The event has two parts: a schema and a payload. The schema contains a Kafka Connect schema describing what is in the payload
The envelop provides metadata about what the event represents:
- op: A required field that contains a string value describing the type of operation
- before: An optional field that, if present, contains the state of the row before the event occurred.
- after: An optional field that, if present, contains the state of the row after the event occurred.
- source: A required field that contains a structure describing the source metadata for the event, which in the case of MySQL, contains several fields: the connector name, the name of the binlog file where the event was recorded, the position in that binlog file where the event appeared, the row within the event (if there is more than one), the names of the affected database and table, the MySQL thread ID that made the change, whether this event was part of a snapshot, and, if available, the MySQL server ID, and the timestamp in seconds.
- ts_ms: An optional field that, if present, contains the time (using the system clock in the JVM running the Kafka Connect task) at which the connector processed the event.
The JSON converter includes the key and value schemas in every message, so it does produce very verbose events. While with Avro, it will persist the schema in a remote schema registry, and send the binary unique identifier of the schema.
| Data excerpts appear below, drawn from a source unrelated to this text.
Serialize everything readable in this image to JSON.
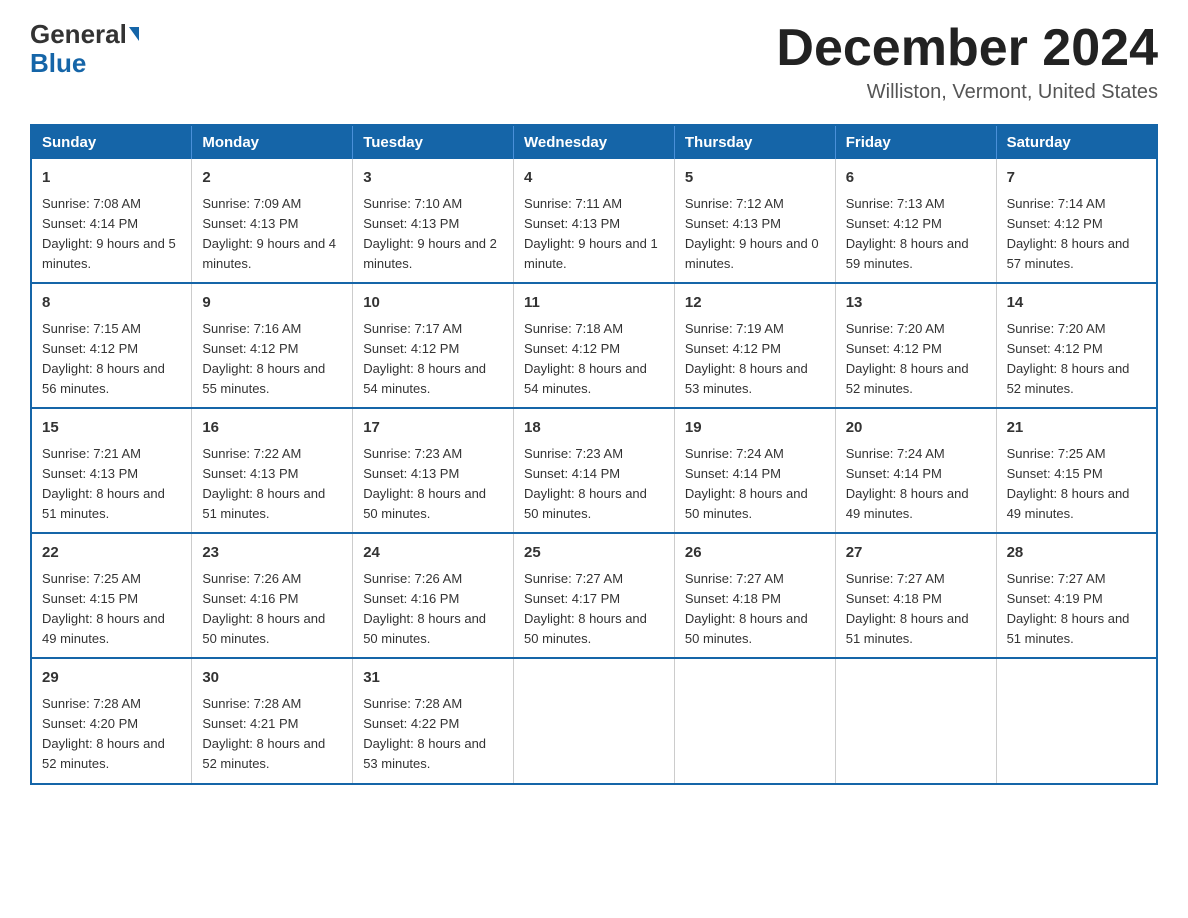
{
  "logo": {
    "general": "General",
    "arrow": "▲",
    "blue": "Blue"
  },
  "header": {
    "month_title": "December 2024",
    "location": "Williston, Vermont, United States"
  },
  "calendar": {
    "days_of_week": [
      "Sunday",
      "Monday",
      "Tuesday",
      "Wednesday",
      "Thursday",
      "Friday",
      "Saturday"
    ],
    "weeks": [
      [
        {
          "day": "1",
          "sunrise": "7:08 AM",
          "sunset": "4:14 PM",
          "daylight": "9 hours and 5 minutes."
        },
        {
          "day": "2",
          "sunrise": "7:09 AM",
          "sunset": "4:13 PM",
          "daylight": "9 hours and 4 minutes."
        },
        {
          "day": "3",
          "sunrise": "7:10 AM",
          "sunset": "4:13 PM",
          "daylight": "9 hours and 2 minutes."
        },
        {
          "day": "4",
          "sunrise": "7:11 AM",
          "sunset": "4:13 PM",
          "daylight": "9 hours and 1 minute."
        },
        {
          "day": "5",
          "sunrise": "7:12 AM",
          "sunset": "4:13 PM",
          "daylight": "9 hours and 0 minutes."
        },
        {
          "day": "6",
          "sunrise": "7:13 AM",
          "sunset": "4:12 PM",
          "daylight": "8 hours and 59 minutes."
        },
        {
          "day": "7",
          "sunrise": "7:14 AM",
          "sunset": "4:12 PM",
          "daylight": "8 hours and 57 minutes."
        }
      ],
      [
        {
          "day": "8",
          "sunrise": "7:15 AM",
          "sunset": "4:12 PM",
          "daylight": "8 hours and 56 minutes."
        },
        {
          "day": "9",
          "sunrise": "7:16 AM",
          "sunset": "4:12 PM",
          "daylight": "8 hours and 55 minutes."
        },
        {
          "day": "10",
          "sunrise": "7:17 AM",
          "sunset": "4:12 PM",
          "daylight": "8 hours and 54 minutes."
        },
        {
          "day": "11",
          "sunrise": "7:18 AM",
          "sunset": "4:12 PM",
          "daylight": "8 hours and 54 minutes."
        },
        {
          "day": "12",
          "sunrise": "7:19 AM",
          "sunset": "4:12 PM",
          "daylight": "8 hours and 53 minutes."
        },
        {
          "day": "13",
          "sunrise": "7:20 AM",
          "sunset": "4:12 PM",
          "daylight": "8 hours and 52 minutes."
        },
        {
          "day": "14",
          "sunrise": "7:20 AM",
          "sunset": "4:12 PM",
          "daylight": "8 hours and 52 minutes."
        }
      ],
      [
        {
          "day": "15",
          "sunrise": "7:21 AM",
          "sunset": "4:13 PM",
          "daylight": "8 hours and 51 minutes."
        },
        {
          "day": "16",
          "sunrise": "7:22 AM",
          "sunset": "4:13 PM",
          "daylight": "8 hours and 51 minutes."
        },
        {
          "day": "17",
          "sunrise": "7:23 AM",
          "sunset": "4:13 PM",
          "daylight": "8 hours and 50 minutes."
        },
        {
          "day": "18",
          "sunrise": "7:23 AM",
          "sunset": "4:14 PM",
          "daylight": "8 hours and 50 minutes."
        },
        {
          "day": "19",
          "sunrise": "7:24 AM",
          "sunset": "4:14 PM",
          "daylight": "8 hours and 50 minutes."
        },
        {
          "day": "20",
          "sunrise": "7:24 AM",
          "sunset": "4:14 PM",
          "daylight": "8 hours and 49 minutes."
        },
        {
          "day": "21",
          "sunrise": "7:25 AM",
          "sunset": "4:15 PM",
          "daylight": "8 hours and 49 minutes."
        }
      ],
      [
        {
          "day": "22",
          "sunrise": "7:25 AM",
          "sunset": "4:15 PM",
          "daylight": "8 hours and 49 minutes."
        },
        {
          "day": "23",
          "sunrise": "7:26 AM",
          "sunset": "4:16 PM",
          "daylight": "8 hours and 50 minutes."
        },
        {
          "day": "24",
          "sunrise": "7:26 AM",
          "sunset": "4:16 PM",
          "daylight": "8 hours and 50 minutes."
        },
        {
          "day": "25",
          "sunrise": "7:27 AM",
          "sunset": "4:17 PM",
          "daylight": "8 hours and 50 minutes."
        },
        {
          "day": "26",
          "sunrise": "7:27 AM",
          "sunset": "4:18 PM",
          "daylight": "8 hours and 50 minutes."
        },
        {
          "day": "27",
          "sunrise": "7:27 AM",
          "sunset": "4:18 PM",
          "daylight": "8 hours and 51 minutes."
        },
        {
          "day": "28",
          "sunrise": "7:27 AM",
          "sunset": "4:19 PM",
          "daylight": "8 hours and 51 minutes."
        }
      ],
      [
        {
          "day": "29",
          "sunrise": "7:28 AM",
          "sunset": "4:20 PM",
          "daylight": "8 hours and 52 minutes."
        },
        {
          "day": "30",
          "sunrise": "7:28 AM",
          "sunset": "4:21 PM",
          "daylight": "8 hours and 52 minutes."
        },
        {
          "day": "31",
          "sunrise": "7:28 AM",
          "sunset": "4:22 PM",
          "daylight": "8 hours and 53 minutes."
        },
        null,
        null,
        null,
        null
      ]
    ]
  }
}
Update table records in the mySQL client

UPDATE customers SET first_name='Anne Marie' WHERE id=1004;

Deleting a record:

delete from addresses where customer_id=1004;
delete from customers WHERE id=1004;

The key records is the same, while the payload has an after that is null.

  "payload": {
    "before": {
        "id": 1004,
        "first_name": "Anne Marie",
        "last_name": "Kretchmar",
        "email": "annek@noanswer.org"
    },
    "after": null,
    "source":

Stop the kafka connector,

docker stop connect

add new records

INSERT INTO customers VALUES (default, "Sarah", "Thompson", "kitt@acme.com");
INSERT INTO customers VALUES (default, "Kenneth", "Anderson", "kander@acme.com");

Clean up

to keep in mind¶

If Kafka is set up to be log compacted, it will remove older messages from the topic if there is at least one message later in the topic with same key. This last event is called a tombstone event, because it has a key and an empty value. This means that Kafka will remove all prior messages with the same key. Even though the prior messages will be removed, the tombstone event means that consumers can still read the topic from the beginning and not miss any events.

The Kafka Connect service automatically manages tasks for its registered connectors. Therefore, if it goes offline, when it restarts, it will start any non-running tasks. This means that even if Debezium is not running, it can still report changes in a database.